“There are two spiritual dangers in not owning a farm. One is the danger of supposing that breakfast comes from the grocery, and the other that heat comes from the furnace.
To avoid the first danger, one should plant a garden, preferably where there is no grocer to confuse the issue.
To avoid the second, he should lay a split of good oak on the andirons, preferably where there is no furnace, and let it warm his shins while a February blizzard tosses the trees outside.
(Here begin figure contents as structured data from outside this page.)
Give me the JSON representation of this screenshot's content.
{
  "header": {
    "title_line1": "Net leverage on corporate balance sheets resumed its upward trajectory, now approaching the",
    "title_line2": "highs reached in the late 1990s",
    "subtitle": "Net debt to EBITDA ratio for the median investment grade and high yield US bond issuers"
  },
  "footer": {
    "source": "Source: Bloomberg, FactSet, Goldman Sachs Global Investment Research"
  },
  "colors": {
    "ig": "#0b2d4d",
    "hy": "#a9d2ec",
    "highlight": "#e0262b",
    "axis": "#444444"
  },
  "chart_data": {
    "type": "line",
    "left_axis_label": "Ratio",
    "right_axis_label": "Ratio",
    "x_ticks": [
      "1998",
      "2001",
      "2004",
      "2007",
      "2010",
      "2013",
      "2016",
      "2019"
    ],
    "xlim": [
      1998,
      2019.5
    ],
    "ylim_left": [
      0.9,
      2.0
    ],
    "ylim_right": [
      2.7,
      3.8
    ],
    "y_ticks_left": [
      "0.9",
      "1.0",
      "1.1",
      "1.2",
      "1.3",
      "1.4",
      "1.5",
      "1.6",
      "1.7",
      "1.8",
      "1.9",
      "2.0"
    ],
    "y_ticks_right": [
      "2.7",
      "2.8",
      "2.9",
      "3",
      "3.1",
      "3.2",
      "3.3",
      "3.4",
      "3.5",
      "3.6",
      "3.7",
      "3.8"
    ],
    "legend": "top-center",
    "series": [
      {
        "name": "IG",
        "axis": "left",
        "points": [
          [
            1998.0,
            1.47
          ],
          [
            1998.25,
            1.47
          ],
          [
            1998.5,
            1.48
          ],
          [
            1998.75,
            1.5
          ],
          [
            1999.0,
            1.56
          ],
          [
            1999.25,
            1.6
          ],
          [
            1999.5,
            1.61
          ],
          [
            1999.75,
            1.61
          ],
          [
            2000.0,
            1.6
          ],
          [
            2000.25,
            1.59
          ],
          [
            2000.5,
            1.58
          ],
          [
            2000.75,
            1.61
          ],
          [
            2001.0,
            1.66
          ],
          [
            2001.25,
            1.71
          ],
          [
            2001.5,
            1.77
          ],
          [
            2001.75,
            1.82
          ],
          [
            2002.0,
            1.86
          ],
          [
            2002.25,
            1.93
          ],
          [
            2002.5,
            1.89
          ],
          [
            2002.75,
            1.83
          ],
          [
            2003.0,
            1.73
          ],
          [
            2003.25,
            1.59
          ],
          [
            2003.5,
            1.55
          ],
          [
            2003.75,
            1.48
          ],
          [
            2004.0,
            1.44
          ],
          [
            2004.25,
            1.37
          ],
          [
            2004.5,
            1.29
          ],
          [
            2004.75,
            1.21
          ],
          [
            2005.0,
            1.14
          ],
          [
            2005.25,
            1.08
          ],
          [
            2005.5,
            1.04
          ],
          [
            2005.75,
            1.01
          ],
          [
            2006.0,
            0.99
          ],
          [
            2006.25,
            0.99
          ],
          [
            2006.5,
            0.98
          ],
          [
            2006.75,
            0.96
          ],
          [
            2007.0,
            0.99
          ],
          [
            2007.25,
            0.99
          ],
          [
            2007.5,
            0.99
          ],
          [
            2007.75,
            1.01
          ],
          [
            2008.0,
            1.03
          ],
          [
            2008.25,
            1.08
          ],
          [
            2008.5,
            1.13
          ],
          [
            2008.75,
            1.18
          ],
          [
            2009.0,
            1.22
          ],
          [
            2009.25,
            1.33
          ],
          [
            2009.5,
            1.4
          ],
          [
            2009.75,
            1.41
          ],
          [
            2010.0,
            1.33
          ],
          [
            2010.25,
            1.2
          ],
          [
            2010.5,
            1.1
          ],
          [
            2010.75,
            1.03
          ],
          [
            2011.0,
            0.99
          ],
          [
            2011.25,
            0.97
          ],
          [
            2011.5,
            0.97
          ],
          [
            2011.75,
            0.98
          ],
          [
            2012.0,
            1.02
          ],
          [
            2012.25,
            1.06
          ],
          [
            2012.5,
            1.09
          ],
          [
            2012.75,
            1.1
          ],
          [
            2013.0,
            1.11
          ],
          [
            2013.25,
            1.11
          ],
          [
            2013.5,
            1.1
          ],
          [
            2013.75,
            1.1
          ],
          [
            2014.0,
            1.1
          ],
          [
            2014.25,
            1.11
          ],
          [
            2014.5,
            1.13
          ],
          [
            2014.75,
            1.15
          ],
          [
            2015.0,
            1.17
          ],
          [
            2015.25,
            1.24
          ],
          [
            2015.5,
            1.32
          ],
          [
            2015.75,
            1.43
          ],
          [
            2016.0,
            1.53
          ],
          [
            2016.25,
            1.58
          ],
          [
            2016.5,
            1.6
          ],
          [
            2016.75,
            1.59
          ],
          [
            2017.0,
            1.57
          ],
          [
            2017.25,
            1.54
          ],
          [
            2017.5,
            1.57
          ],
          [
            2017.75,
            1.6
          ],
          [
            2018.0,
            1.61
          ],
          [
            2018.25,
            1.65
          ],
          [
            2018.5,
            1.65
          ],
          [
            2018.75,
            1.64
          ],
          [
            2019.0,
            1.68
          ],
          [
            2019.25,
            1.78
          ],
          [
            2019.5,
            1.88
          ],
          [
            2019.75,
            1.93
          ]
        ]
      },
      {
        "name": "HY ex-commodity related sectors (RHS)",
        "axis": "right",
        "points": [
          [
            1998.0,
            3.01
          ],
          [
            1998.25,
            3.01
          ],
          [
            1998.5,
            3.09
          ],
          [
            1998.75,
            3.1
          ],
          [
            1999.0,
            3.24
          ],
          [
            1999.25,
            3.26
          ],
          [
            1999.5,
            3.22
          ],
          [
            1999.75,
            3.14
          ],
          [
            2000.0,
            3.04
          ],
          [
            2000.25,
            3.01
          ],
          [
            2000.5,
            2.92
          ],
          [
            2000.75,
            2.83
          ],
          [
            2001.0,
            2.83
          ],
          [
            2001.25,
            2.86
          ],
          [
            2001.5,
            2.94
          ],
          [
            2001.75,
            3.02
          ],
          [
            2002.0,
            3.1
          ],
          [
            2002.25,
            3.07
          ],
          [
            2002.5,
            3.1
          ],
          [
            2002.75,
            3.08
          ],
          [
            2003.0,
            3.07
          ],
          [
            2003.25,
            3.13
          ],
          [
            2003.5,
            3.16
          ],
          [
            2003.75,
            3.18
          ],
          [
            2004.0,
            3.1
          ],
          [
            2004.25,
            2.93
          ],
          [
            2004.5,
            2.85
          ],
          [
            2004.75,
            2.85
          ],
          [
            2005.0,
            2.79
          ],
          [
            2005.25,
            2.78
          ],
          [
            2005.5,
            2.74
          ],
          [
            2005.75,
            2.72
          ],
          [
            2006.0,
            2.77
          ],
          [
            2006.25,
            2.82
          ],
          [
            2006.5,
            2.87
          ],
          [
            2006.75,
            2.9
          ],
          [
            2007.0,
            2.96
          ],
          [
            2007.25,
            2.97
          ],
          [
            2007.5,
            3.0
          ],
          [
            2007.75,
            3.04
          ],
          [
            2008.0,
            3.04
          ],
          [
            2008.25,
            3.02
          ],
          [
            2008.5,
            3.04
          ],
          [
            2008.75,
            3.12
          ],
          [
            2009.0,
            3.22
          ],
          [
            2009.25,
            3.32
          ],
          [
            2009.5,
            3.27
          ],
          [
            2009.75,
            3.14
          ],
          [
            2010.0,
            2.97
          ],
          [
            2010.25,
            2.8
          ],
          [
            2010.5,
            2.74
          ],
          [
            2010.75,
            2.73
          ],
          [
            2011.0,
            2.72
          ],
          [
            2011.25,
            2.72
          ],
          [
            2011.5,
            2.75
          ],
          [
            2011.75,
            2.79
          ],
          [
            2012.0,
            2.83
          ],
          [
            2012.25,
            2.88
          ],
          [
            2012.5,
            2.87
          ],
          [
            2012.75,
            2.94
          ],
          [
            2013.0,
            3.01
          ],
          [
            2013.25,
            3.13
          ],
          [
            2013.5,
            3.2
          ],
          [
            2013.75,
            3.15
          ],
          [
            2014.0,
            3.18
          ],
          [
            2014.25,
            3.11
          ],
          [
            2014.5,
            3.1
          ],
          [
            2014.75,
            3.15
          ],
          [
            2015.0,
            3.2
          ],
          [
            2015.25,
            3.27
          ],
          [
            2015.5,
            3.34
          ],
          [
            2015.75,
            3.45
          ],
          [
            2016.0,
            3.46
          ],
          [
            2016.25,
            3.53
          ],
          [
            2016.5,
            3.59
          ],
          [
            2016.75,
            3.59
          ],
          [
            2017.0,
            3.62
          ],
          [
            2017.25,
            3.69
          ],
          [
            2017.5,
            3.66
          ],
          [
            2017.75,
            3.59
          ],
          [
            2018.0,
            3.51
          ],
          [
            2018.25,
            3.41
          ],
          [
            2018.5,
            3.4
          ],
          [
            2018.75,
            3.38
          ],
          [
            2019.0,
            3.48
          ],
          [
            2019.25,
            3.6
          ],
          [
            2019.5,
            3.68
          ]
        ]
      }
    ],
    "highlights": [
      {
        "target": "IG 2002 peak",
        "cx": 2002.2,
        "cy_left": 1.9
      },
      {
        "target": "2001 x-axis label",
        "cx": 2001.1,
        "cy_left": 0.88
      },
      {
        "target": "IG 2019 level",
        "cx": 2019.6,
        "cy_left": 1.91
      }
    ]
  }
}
If one has cut, split, hauled, and piled his own good oak, and let his mind work the while, he will remember much about where the heat comes from, and with a wealth of detail denied to those who spend the week end in town astride a radiator.”
—Aldo Leopold, A Sand County Almanac
Jill and I watched Food, Inc this past weekend, and it brought this to mind. What immediately struck me re-reading this is how quaint “grocer” sounds. No one really has a grocer; what today would pass for a a reasonable connection to our food, a single person or entity we know who sells us food, was too removed even for Aldo Leopold. I guess you can think of “grocer” as “food-production-industrial-complex” or what have you.
On the larger point: Jill recoiled even during the part in Food, Inc showing the responsible farmer slaughtering animals. Even the good guys! she said. I’ll admit I found it gruesome, too, but I think the point there is that killing animals is a necessary part of eating meat and we should be aware that it is. If we’re not okay with it, we shouldn’t be eating them.